Sitcom pur


Von Anja Seemann

Staatstheater Nürnberg | Oft entscheidet schon der allererste Satz, ob das Publikum in eine Inszenierung einsteigt. Und als die Scheinwerfer auf Colin (Pius Maria Cüppers) und seine Frau Kathryn (Adeline Schebesch) fallen und Colin in überspitztem Tonfall sagt „Ich kann nicht behaupten, dass mich diese Orangenmarmelade vom Hocker reißt“, hallen bereits die ersten Lacher durch das Velodrom. Doch Klaus Kusenberg verlässt sich bei der Inszenierung der Komödie „Alle lieben George“ von Alan Ayckbourn nicht nur auf Klischees und stereotype Charakterisierungen, er gibt der Handlung und den Figuren auch Momente, in denen es tiefer geht und nicht der Klamauk, sondern echte Empfindungen im Vordergrund stehen.

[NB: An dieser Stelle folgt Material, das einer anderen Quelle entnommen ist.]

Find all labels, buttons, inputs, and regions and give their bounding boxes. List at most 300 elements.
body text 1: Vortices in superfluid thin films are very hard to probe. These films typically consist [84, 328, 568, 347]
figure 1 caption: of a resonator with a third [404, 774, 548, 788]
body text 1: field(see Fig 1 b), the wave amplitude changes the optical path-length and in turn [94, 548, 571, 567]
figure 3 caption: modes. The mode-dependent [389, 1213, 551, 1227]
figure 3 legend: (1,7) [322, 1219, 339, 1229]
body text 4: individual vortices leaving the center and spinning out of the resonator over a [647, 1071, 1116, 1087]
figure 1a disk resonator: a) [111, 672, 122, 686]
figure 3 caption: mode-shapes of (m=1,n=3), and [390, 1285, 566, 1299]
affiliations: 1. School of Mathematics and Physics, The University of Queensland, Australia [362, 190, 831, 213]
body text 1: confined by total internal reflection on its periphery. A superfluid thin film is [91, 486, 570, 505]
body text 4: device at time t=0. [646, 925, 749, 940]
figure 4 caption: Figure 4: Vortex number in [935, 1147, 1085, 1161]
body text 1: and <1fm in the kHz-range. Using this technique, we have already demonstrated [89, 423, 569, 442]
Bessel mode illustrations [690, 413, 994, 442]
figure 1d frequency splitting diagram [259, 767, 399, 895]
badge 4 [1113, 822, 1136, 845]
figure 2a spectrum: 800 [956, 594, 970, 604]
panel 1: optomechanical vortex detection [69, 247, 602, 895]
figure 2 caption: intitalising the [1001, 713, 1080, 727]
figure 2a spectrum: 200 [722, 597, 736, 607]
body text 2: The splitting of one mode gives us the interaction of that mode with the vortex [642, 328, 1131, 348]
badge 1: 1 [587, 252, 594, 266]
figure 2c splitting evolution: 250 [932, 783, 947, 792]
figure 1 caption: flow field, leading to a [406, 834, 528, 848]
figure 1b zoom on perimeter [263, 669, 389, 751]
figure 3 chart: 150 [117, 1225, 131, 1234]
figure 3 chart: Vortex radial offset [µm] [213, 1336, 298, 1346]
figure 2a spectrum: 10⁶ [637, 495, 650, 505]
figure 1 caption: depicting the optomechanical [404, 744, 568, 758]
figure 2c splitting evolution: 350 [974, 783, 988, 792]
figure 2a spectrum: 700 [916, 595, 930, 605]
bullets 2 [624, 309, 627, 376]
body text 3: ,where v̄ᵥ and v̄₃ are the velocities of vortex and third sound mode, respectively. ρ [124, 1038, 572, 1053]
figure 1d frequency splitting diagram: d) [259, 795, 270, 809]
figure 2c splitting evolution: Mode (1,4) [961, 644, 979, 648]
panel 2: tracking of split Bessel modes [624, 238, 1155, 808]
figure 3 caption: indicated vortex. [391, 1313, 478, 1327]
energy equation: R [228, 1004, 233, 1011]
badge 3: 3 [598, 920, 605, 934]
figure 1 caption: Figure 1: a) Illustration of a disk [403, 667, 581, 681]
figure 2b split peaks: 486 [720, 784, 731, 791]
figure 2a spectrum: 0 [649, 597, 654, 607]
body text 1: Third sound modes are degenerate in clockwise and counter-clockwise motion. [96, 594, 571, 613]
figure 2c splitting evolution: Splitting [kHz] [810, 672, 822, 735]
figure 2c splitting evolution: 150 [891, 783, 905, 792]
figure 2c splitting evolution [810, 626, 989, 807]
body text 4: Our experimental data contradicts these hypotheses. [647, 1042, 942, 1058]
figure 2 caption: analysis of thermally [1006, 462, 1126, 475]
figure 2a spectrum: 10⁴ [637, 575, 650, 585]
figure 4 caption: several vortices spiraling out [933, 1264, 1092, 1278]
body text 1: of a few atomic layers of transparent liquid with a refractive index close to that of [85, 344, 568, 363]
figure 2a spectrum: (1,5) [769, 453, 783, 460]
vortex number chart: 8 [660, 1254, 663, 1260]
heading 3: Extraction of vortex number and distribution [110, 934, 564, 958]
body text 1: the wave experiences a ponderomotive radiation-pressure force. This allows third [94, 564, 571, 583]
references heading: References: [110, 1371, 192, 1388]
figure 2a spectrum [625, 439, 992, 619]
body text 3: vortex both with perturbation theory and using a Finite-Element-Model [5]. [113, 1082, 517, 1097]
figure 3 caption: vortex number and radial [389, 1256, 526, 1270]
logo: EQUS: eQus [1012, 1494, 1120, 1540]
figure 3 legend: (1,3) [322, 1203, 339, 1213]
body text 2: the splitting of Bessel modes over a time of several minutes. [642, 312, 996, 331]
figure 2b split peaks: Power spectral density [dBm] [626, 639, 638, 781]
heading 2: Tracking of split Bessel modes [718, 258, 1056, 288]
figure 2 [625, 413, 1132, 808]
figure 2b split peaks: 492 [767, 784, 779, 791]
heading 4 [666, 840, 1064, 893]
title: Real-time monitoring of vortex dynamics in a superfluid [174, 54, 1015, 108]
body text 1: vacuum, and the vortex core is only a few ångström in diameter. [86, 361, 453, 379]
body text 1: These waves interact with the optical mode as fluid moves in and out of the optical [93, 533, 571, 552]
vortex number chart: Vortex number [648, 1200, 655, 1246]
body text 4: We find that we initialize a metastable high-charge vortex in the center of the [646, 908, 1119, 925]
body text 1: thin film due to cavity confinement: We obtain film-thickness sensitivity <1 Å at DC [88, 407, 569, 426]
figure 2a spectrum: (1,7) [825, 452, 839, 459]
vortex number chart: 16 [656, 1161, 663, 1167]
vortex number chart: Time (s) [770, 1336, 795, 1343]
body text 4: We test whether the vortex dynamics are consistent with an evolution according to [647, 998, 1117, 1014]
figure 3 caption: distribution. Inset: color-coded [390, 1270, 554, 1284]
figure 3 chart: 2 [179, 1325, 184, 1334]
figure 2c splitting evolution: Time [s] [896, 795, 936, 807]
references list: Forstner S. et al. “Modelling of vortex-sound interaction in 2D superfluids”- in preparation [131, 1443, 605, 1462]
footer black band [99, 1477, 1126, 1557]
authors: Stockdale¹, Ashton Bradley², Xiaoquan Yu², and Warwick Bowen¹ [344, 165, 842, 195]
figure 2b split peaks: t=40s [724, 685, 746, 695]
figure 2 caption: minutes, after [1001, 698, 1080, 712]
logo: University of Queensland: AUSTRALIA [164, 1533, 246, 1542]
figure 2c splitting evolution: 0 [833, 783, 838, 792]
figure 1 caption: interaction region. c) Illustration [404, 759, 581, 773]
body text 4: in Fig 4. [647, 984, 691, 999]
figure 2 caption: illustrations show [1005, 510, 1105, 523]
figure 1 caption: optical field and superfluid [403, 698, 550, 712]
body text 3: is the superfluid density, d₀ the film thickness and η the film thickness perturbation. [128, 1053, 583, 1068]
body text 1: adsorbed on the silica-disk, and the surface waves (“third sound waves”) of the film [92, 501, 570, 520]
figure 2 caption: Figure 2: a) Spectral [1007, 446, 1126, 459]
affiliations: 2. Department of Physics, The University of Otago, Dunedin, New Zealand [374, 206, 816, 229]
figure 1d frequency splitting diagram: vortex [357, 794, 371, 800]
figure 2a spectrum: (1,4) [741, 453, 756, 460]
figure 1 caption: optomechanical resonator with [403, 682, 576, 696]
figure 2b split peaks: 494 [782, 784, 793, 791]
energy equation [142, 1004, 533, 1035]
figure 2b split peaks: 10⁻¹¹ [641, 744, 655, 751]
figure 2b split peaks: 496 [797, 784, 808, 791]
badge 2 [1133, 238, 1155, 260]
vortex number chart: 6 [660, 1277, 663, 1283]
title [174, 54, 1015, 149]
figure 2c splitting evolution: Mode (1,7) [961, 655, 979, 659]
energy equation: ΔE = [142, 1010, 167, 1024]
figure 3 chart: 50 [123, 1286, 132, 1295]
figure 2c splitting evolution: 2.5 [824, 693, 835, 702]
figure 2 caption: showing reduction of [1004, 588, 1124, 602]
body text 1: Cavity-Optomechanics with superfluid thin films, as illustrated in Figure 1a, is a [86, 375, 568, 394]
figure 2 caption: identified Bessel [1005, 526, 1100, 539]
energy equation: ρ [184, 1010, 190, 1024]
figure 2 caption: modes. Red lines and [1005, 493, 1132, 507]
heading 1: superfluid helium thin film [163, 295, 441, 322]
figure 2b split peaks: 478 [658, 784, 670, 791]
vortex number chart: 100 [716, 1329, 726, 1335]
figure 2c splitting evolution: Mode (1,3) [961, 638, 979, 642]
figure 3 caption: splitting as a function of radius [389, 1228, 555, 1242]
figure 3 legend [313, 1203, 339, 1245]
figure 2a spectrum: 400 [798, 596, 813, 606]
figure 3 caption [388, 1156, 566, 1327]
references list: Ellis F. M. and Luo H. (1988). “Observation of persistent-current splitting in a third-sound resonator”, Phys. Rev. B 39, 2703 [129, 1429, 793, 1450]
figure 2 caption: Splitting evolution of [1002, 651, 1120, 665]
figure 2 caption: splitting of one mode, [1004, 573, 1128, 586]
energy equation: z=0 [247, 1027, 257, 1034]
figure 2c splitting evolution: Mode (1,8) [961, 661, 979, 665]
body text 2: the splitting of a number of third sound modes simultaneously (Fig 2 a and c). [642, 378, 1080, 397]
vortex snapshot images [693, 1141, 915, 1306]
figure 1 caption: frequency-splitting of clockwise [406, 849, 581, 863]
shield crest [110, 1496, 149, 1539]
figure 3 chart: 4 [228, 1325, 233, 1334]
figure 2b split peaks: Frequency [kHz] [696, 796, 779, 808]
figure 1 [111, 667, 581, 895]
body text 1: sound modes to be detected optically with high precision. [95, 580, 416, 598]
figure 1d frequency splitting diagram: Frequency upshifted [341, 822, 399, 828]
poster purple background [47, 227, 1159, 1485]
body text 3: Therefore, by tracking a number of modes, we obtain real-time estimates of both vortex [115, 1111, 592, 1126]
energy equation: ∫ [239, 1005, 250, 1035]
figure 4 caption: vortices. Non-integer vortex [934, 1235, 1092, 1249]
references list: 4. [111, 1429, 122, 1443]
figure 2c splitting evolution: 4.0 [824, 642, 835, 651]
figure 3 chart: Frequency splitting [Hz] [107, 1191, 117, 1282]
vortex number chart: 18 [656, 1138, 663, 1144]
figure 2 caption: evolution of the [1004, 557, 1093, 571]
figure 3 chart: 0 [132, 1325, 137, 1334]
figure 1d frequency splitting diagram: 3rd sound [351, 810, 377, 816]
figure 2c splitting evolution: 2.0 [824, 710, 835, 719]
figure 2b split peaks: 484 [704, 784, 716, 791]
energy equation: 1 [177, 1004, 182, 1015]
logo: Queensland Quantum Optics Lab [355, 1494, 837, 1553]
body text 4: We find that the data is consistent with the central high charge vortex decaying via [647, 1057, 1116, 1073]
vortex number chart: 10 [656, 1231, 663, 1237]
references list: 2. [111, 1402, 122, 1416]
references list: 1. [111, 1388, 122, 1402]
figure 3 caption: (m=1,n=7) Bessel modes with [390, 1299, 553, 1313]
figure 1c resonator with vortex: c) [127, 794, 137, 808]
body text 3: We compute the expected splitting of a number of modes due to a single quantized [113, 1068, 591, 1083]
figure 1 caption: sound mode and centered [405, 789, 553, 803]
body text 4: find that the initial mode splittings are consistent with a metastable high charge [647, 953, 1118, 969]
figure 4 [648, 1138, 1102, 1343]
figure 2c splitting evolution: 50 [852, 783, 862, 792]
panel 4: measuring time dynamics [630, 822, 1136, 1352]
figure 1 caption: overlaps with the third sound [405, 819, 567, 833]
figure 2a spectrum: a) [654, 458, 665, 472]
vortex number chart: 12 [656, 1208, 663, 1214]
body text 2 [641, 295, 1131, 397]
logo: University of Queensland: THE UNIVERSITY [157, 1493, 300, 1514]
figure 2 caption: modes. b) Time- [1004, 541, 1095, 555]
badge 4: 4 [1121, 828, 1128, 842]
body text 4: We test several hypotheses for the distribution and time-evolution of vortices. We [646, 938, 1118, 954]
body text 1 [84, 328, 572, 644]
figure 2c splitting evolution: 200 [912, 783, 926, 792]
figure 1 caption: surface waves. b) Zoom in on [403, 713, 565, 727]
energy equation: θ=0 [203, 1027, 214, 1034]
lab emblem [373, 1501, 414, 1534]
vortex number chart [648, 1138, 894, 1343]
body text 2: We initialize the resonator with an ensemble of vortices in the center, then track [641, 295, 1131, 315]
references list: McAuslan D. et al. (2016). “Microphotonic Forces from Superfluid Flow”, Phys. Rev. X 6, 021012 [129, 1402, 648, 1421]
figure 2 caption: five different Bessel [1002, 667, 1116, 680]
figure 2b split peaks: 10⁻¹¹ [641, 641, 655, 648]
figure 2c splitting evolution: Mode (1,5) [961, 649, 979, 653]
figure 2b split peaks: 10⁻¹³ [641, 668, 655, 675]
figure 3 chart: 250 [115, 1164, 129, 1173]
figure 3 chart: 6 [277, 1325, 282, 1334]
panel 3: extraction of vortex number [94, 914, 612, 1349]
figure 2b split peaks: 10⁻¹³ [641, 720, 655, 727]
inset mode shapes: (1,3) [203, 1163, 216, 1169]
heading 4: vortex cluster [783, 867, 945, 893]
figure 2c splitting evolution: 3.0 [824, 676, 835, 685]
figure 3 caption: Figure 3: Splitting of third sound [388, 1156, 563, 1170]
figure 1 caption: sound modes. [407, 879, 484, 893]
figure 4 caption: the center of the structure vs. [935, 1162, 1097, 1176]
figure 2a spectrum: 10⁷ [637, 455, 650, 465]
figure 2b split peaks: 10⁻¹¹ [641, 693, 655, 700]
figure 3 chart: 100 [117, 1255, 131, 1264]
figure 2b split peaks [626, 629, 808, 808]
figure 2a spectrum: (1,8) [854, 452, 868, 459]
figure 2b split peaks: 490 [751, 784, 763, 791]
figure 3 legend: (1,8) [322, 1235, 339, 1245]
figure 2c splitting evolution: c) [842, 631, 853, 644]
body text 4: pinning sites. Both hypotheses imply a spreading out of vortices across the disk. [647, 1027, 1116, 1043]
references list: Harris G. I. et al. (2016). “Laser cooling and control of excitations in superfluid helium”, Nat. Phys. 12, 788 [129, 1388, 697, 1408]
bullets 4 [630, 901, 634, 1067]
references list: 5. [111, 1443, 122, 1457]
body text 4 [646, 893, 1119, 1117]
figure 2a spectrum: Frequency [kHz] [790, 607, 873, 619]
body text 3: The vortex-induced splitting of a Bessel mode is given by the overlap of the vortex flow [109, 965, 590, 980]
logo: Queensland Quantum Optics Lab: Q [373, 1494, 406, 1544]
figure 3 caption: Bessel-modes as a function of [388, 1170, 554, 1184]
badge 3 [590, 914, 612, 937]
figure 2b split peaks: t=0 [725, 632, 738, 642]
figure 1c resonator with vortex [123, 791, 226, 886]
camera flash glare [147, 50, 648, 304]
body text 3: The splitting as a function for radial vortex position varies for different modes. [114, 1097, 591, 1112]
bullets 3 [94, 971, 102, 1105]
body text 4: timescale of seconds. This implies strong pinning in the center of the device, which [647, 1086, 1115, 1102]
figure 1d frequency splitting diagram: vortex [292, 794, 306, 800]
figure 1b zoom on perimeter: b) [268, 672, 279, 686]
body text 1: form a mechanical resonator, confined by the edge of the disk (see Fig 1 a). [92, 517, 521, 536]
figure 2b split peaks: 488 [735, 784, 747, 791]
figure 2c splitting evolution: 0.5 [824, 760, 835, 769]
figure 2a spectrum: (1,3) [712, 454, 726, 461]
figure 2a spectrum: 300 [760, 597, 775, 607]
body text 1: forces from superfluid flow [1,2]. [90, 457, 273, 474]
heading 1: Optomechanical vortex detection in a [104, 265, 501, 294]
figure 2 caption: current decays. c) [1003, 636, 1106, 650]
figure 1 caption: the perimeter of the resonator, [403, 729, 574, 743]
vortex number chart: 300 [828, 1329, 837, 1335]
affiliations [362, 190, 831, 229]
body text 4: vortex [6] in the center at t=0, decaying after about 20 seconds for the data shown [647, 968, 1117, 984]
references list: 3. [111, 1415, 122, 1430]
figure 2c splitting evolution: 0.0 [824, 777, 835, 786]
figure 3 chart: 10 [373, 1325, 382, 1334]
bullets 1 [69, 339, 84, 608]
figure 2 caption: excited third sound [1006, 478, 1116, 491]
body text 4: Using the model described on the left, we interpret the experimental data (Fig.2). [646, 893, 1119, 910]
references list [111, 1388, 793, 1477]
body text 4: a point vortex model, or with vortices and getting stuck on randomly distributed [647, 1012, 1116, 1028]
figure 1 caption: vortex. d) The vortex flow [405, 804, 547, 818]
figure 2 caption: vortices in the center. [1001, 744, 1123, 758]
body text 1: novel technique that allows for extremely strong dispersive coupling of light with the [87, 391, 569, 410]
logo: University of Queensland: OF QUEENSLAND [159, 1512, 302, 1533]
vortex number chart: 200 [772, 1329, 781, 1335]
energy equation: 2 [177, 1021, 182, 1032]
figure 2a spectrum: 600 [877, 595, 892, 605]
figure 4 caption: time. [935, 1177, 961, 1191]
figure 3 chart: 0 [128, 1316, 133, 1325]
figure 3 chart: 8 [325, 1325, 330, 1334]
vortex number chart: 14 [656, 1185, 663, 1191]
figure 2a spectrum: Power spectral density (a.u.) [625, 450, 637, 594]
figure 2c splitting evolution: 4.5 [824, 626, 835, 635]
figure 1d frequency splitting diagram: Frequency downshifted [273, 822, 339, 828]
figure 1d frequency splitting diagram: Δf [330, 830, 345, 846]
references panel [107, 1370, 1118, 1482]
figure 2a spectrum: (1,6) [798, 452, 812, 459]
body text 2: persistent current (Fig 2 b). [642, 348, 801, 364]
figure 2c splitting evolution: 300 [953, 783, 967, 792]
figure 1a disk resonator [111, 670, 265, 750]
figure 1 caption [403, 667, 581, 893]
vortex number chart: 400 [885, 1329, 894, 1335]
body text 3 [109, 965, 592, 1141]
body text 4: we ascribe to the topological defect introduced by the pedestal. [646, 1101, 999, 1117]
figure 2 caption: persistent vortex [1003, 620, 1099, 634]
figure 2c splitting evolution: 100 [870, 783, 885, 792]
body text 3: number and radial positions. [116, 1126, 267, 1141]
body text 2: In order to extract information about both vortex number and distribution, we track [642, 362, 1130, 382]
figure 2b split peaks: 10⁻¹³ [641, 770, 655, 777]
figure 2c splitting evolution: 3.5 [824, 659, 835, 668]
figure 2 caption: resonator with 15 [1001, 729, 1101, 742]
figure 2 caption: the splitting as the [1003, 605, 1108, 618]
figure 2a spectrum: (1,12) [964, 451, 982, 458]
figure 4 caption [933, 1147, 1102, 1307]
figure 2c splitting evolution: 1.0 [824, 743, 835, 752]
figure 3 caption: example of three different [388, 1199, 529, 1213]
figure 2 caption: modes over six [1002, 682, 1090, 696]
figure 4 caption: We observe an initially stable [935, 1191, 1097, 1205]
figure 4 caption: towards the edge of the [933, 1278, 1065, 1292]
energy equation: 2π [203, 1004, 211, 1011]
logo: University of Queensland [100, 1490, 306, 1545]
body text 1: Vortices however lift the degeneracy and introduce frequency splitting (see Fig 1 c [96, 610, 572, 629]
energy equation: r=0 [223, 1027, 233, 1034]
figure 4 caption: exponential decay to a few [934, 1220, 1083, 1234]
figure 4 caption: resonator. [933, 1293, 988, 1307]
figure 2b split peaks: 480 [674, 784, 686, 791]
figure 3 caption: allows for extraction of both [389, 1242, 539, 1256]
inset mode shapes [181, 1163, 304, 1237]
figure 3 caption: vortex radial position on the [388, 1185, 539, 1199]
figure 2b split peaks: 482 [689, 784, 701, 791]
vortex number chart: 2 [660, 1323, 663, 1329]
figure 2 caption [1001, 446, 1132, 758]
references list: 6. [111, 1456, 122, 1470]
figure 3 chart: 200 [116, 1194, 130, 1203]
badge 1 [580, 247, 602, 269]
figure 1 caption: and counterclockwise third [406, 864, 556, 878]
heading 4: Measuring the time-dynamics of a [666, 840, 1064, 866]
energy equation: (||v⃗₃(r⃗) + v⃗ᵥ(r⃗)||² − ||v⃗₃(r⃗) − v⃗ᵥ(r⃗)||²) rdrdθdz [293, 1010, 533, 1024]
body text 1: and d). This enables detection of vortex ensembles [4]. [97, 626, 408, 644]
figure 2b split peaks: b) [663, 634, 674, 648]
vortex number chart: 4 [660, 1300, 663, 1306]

„Als Erstes trifft es immer Menschen, die voller Leben sind, ist es euch nicht aufgefallen? Die Arschlöcher dagegen sterben nie.“

Und solche Momente braucht es auch bei einer Handlung, in der sich alles um drei Mittelstandspaare und deren Beziehung zu einem todkranken Mann dreht: Der Arzt Colin und seine Frau Kathryn spielen zusammen mit dem Geschäftsmann Jack (Michael Hochstrasser) und seiner Frau Tamsin (Josephine Köhler) in einer Laientheatergruppe. Die Proben für ein Stück sind im vollen Gange, als Colin die Nachricht erreicht, dass bei George Riley, einem seiner Patienten und der beste Freund von Jack, Krebs diagnostiziert worden ist. Schnell steht für alle Beteiligten fest: George hat nur noch sechs Monate zu leben und in dieser Zeit muss man sich mit vollem Einsatz um ihn kümmern. Kurzerhand wird George mit in die Theaterproduktion aufgenommen und Jack kontaktiert Georges Exfrau Monica (Elke Wollmann), die mittlerweile mit ihrem neuen Lebensgefährten, dem Bauer Simeon (Thomas Nunner) auf dem Land lebt.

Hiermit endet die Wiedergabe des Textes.